More_Badass’s review published on Letterboxd:
Jordan Peele makes his Signs, his Close Encounters, his Tremors, and his Jaws all at once. Yet to couch Nope in terms of other directors really does the film a disservice. Although considering the Akira bike slide is in this, maybe Peele wouldn’t mind.
A new-frontier horror-adventure where cameras - not guns - do the shooting, Nope evoked a rollercoaster of reactions across its runtime. Intrigued by the spooked-horse oddness and uncanny slow-burn of the first act; intrigued by the naturalistic brother-sister chemistry between a restrained guarded Daniel Kaluuya and a boisterous Keke Palmer as they set out to capture a money shot of the unknown. Riveted by the midmovie’s wild reveals and arresting sequences that had my inner Lovecraftian and sci-fi fans squealing with delight. Left conflicted about a final act that felt underwrought in its use of certain characters; underwhelmed by the release of eerie intensity in favor of neo-cowboy caper, yet still thrilled by the craft, visuals, and pay-offs of that finale.

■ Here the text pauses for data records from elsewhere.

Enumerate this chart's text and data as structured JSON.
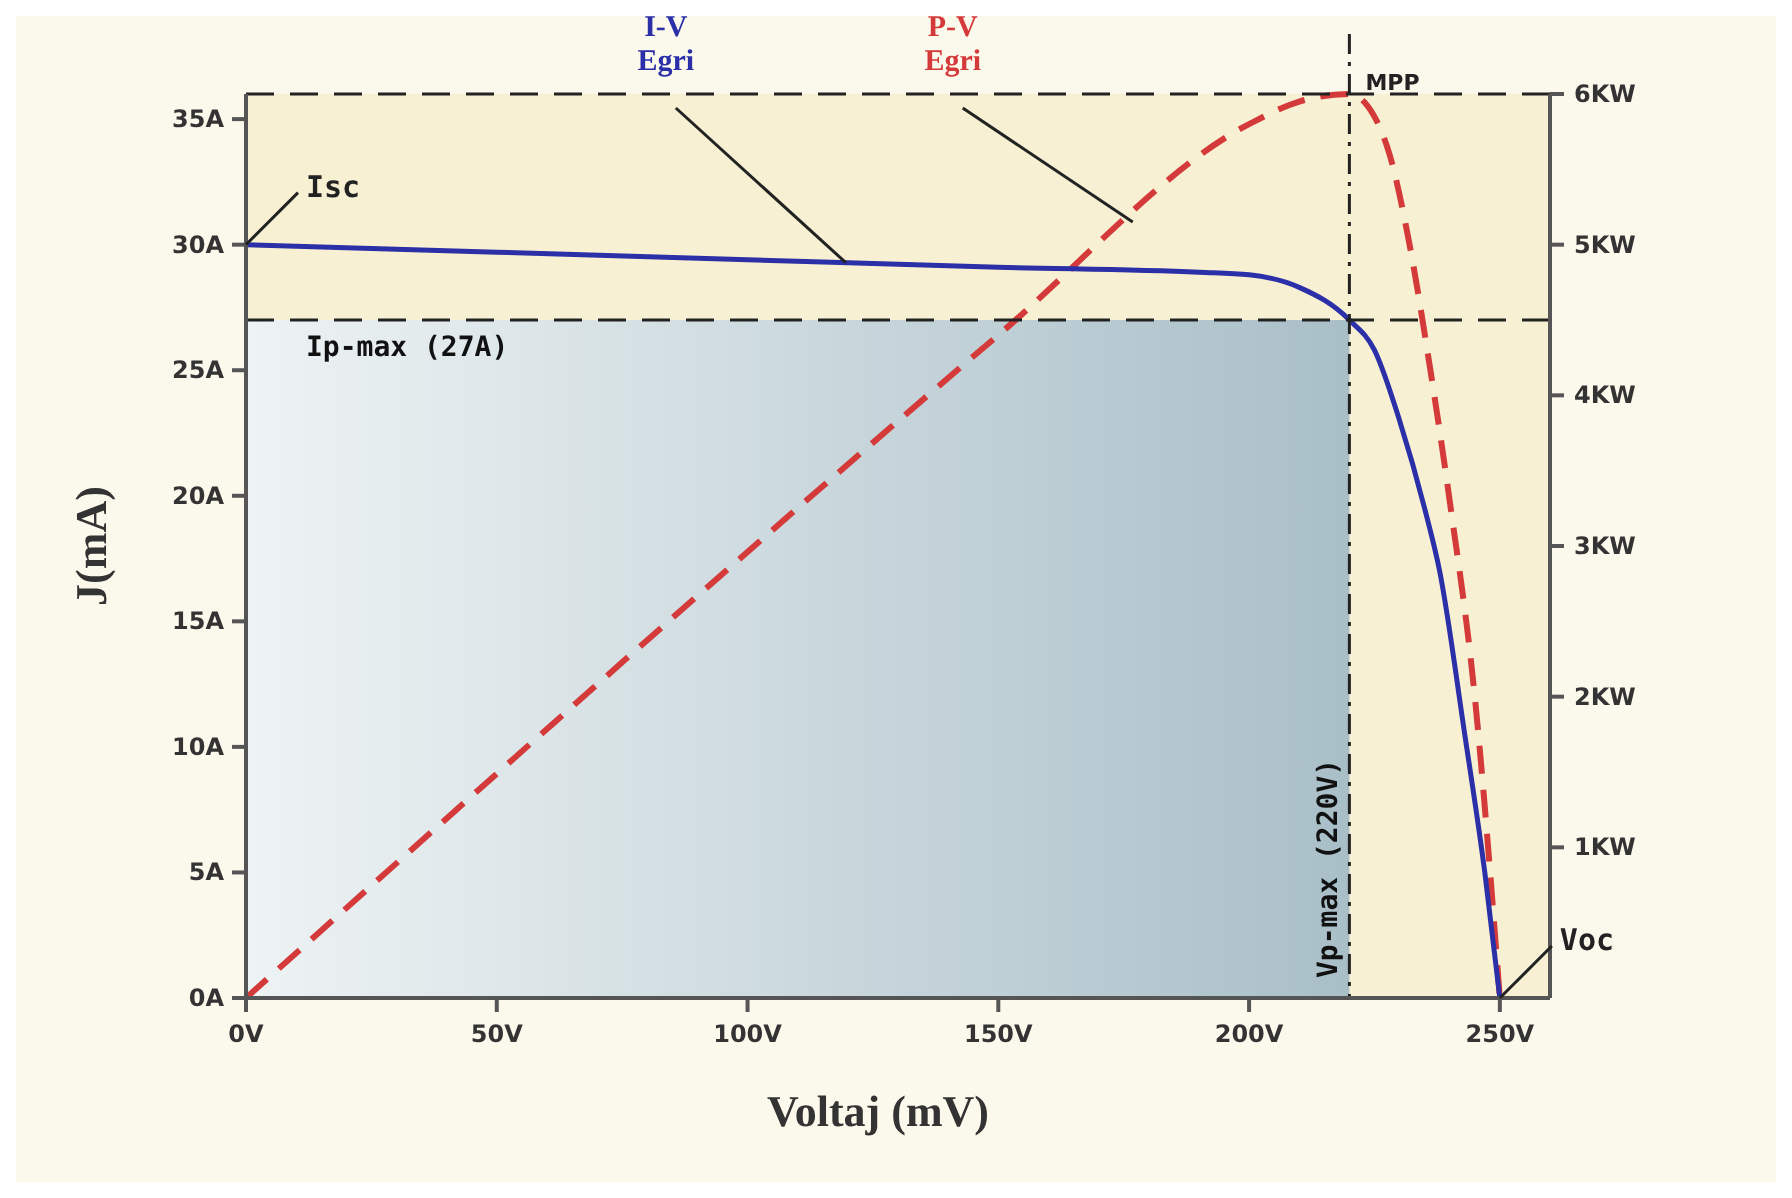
{
  "chart_data": {
    "type": "line",
    "xlabel": "Voltaj (mV)",
    "ylabel": "J(mA)",
    "xlim": [
      0,
      260
    ],
    "ylim": [
      0,
      36
    ],
    "y2lim": [
      0,
      6
    ],
    "xticks": [
      {
        "value": 0,
        "label": "0V"
      },
      {
        "value": 50,
        "label": "50V"
      },
      {
        "value": 100,
        "label": "100V"
      },
      {
        "value": 150,
        "label": "150V"
      },
      {
        "value": 200,
        "label": "200V"
      },
      {
        "value": 250,
        "label": "250V"
      }
    ],
    "yticks": [
      {
        "value": 0,
        "label": "0A"
      },
      {
        "value": 5,
        "label": "5A"
      },
      {
        "value": 10,
        "label": "10A"
      },
      {
        "value": 15,
        "label": "15A"
      },
      {
        "value": 20,
        "label": "20A"
      },
      {
        "value": 25,
        "label": "25A"
      },
      {
        "value": 30,
        "label": "30A"
      },
      {
        "value": 35,
        "label": "35A"
      }
    ],
    "y2ticks": [
      {
        "value": 1,
        "label": "1KW"
      },
      {
        "value": 2,
        "label": "2KW"
      },
      {
        "value": 3,
        "label": "3KW"
      },
      {
        "value": 4,
        "label": "4KW"
      },
      {
        "value": 5,
        "label": "5KW"
      },
      {
        "value": 6,
        "label": "6KW"
      }
    ],
    "grid": false,
    "marker": "none",
    "series": [
      {
        "type": "area",
        "color": "#a9bfc8",
        "x": [
          0,
          220
        ],
        "values": [
          27,
          27
        ]
      },
      {
        "name": "P-V Egri",
        "axis": "y2",
        "color": "#d43a3a",
        "line_style": "dashed",
        "x": [
          0,
          150,
          200,
          210,
          220,
          225,
          228,
          232,
          236,
          240,
          245,
          250
        ],
        "values": [
          0,
          4.4,
          5.8,
          5.95,
          6,
          5.85,
          5.6,
          5.0,
          4.2,
          3.3,
          2.0,
          0
        ]
      },
      {
        "name": "I-V Egri",
        "color": "#2b2fa8",
        "line_style": "solid",
        "x": [
          0,
          50,
          100,
          150,
          190,
          200,
          210,
          220,
          225,
          230,
          235,
          238,
          243,
          247,
          250
        ],
        "values": [
          30,
          29.7,
          29.4,
          29.1,
          28.9,
          28.8,
          28.3,
          27,
          25.8,
          23,
          19.5,
          17,
          10.5,
          5,
          0
        ]
      }
    ],
    "ref_lines": [
      {
        "axis": "y",
        "value": 27,
        "label": "Ip-max (27A)",
        "line_style": "dashed"
      },
      {
        "axis": "x",
        "value": 220,
        "label": "Vp-max (220V)",
        "line_style": "dashdot"
      },
      {
        "axis": "y2",
        "value": 6,
        "line_style": "dashed"
      }
    ],
    "annotations": [
      {
        "text": "Isc",
        "x": 0,
        "y": 30
      },
      {
        "text": "Voc",
        "x": 250,
        "y": 0
      },
      {
        "text": "MPP",
        "x": 220,
        "y": 36
      }
    ]
  }
}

At its best, this might’ve been tailor-made for my tastes. Freed from the confines of suburban homes, Peele’s set-pieces blossom in scale without ever losing their sly camerawork and keen construction. The sweeping California sky is as menacing here as Amity Island’s coast or Perfection’s desert, and what lurks above is a marvel of unearthly simplicity and unnatural terror. At the film’s apex of unknown and suspense, I was edge-of-seat rapt, my Jurassic Park nostalgia buzzing, enthralled by the nightmarishly creative spectacle.

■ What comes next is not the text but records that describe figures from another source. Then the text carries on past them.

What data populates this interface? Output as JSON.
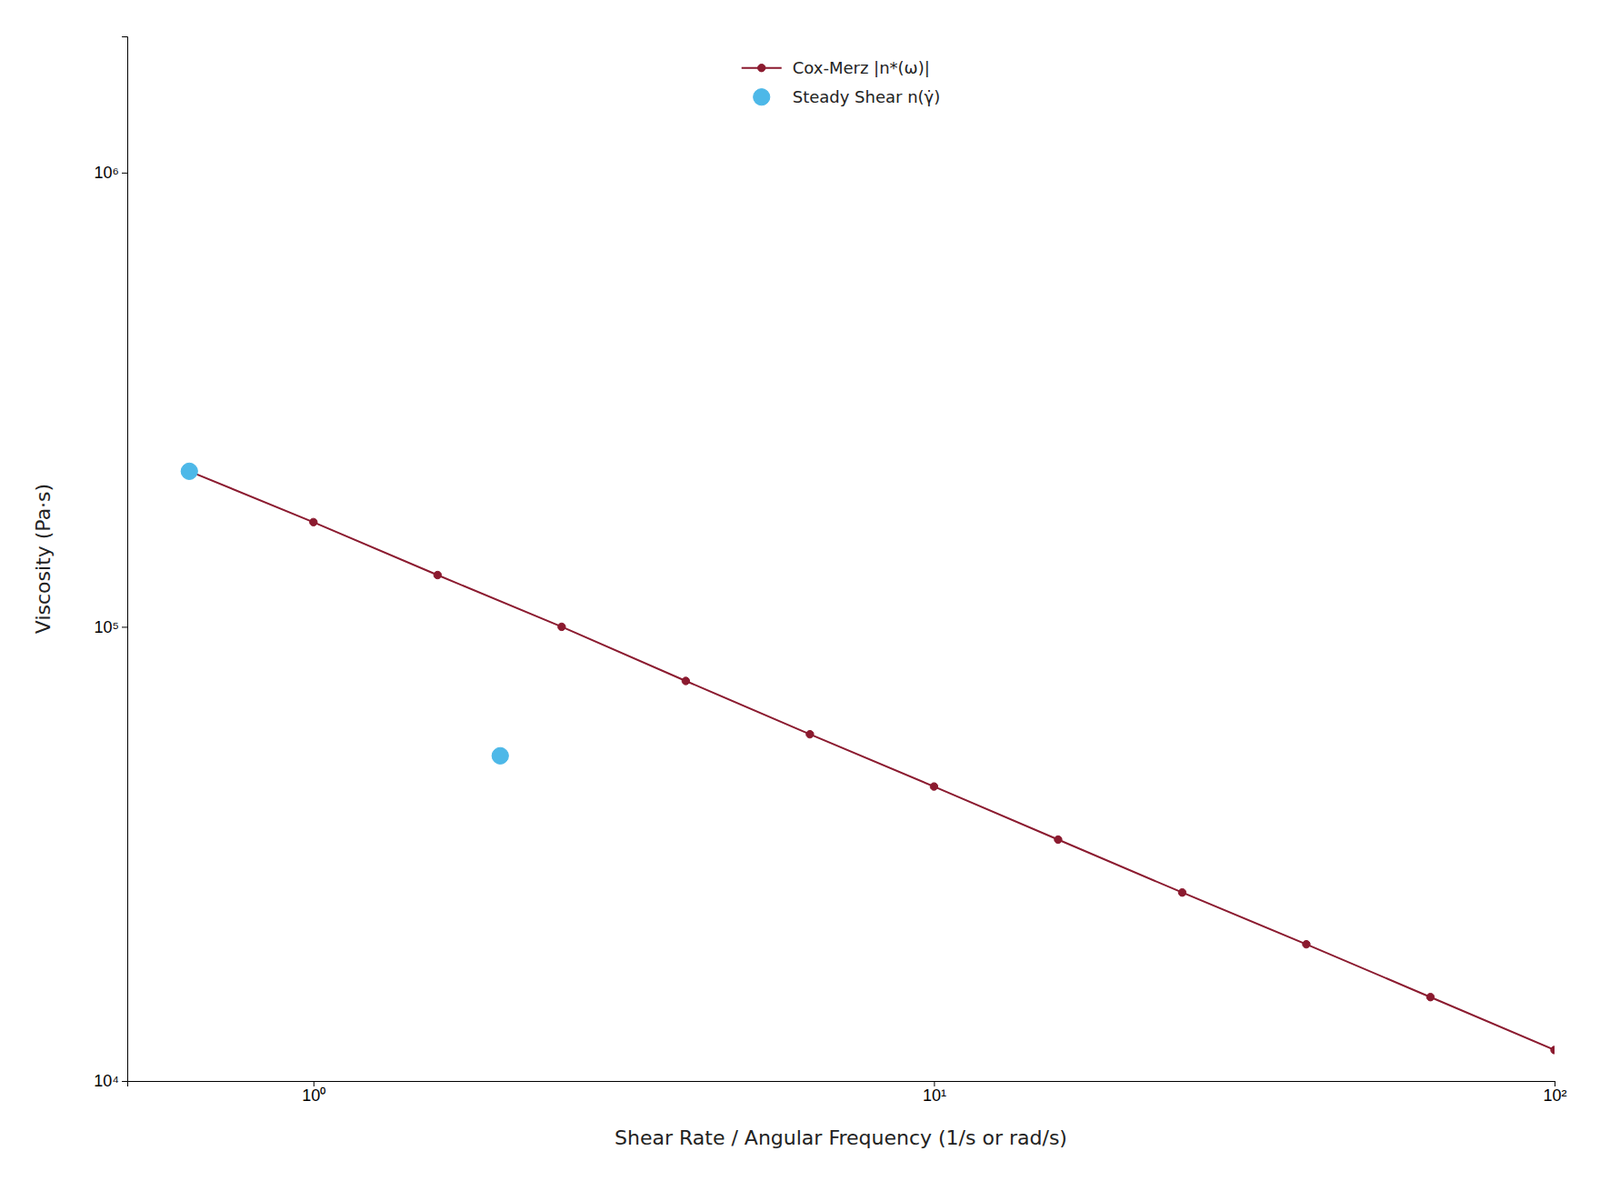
{
  "chart_data": {
    "type": "line",
    "xlabel": "Shear Rate / Angular Frequency (1/s or rad/s)",
    "ylabel": "Viscosity (Pa·s)",
    "log": true,
    "grid": false,
    "legend": "upper center",
    "xlim": [
      0.5011872336272722,
      100
    ],
    "ylim": [
      10000,
      1995262.3149688789
    ],
    "xticks": [
      {
        "value": 1,
        "label": "10⁰"
      },
      {
        "value": 10,
        "label": "10¹"
      },
      {
        "value": 100,
        "label": "10²"
      }
    ],
    "yticks": [
      {
        "value": 10000,
        "label": "10⁴"
      },
      {
        "value": 100000,
        "label": "10⁵"
      },
      {
        "value": 1000000,
        "label": "10⁶"
      }
    ],
    "series": [
      {
        "name": "Cox-Merz |n*(ω)|",
        "type": "line",
        "marker": "circle",
        "color": "#8B1A2F",
        "x": [
          0.631,
          1.0,
          1.585,
          2.512,
          3.981,
          6.31,
          10.0,
          15.85,
          25.12,
          39.81,
          63.1,
          100.0
        ],
        "values": [
          220000,
          170000,
          130000,
          100000,
          76000,
          58000,
          44500,
          34000,
          26000,
          20000,
          15300,
          11700
        ]
      },
      {
        "name": "Steady Shear n(γ̇)",
        "type": "scatter",
        "marker": "circle",
        "color": "#4DB8E8",
        "x": [
          0.631,
          2.0
        ],
        "values": [
          220000,
          52000
        ]
      }
    ]
  }
}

But unfortunately the rest of the film after that peak never again comes close to those heights. At its weakest, Nope can be awkward, abrupt, and anticlimactic. A subplot related to Steven Yuen’s gaudy themepark owner Jupe and his CGI chimp flashbacks crystallizes as a crucial plot lynchpin, yet that whole facet of the story comes across as jarringly placed and under-explained, as if clearer context had been cut. Similarly, the arrival of Michael Wincott may work as a great gravely Jaws analog, but his motivations quickly become hazy and confusing. Themes of exploiting tragedy, trauma, and life’s bedlam for personal success, of feeding a hunger for spectacle, seemed obvious in hindsight but felt lost amid puzzling plot choices while watching. Like Get Out, like Us, I can already tell Nope is going to benefit from foresight.
And also like Get Out and Us, Nope is tremendous genre-blurring entertainment, in spite of those aforementioned blemishes and frustrations. This is just so ambitiously and singularly Peele in both its impressive craftsmanship and narrative weaknesses. I foresee my appreciation only going up the more I mull.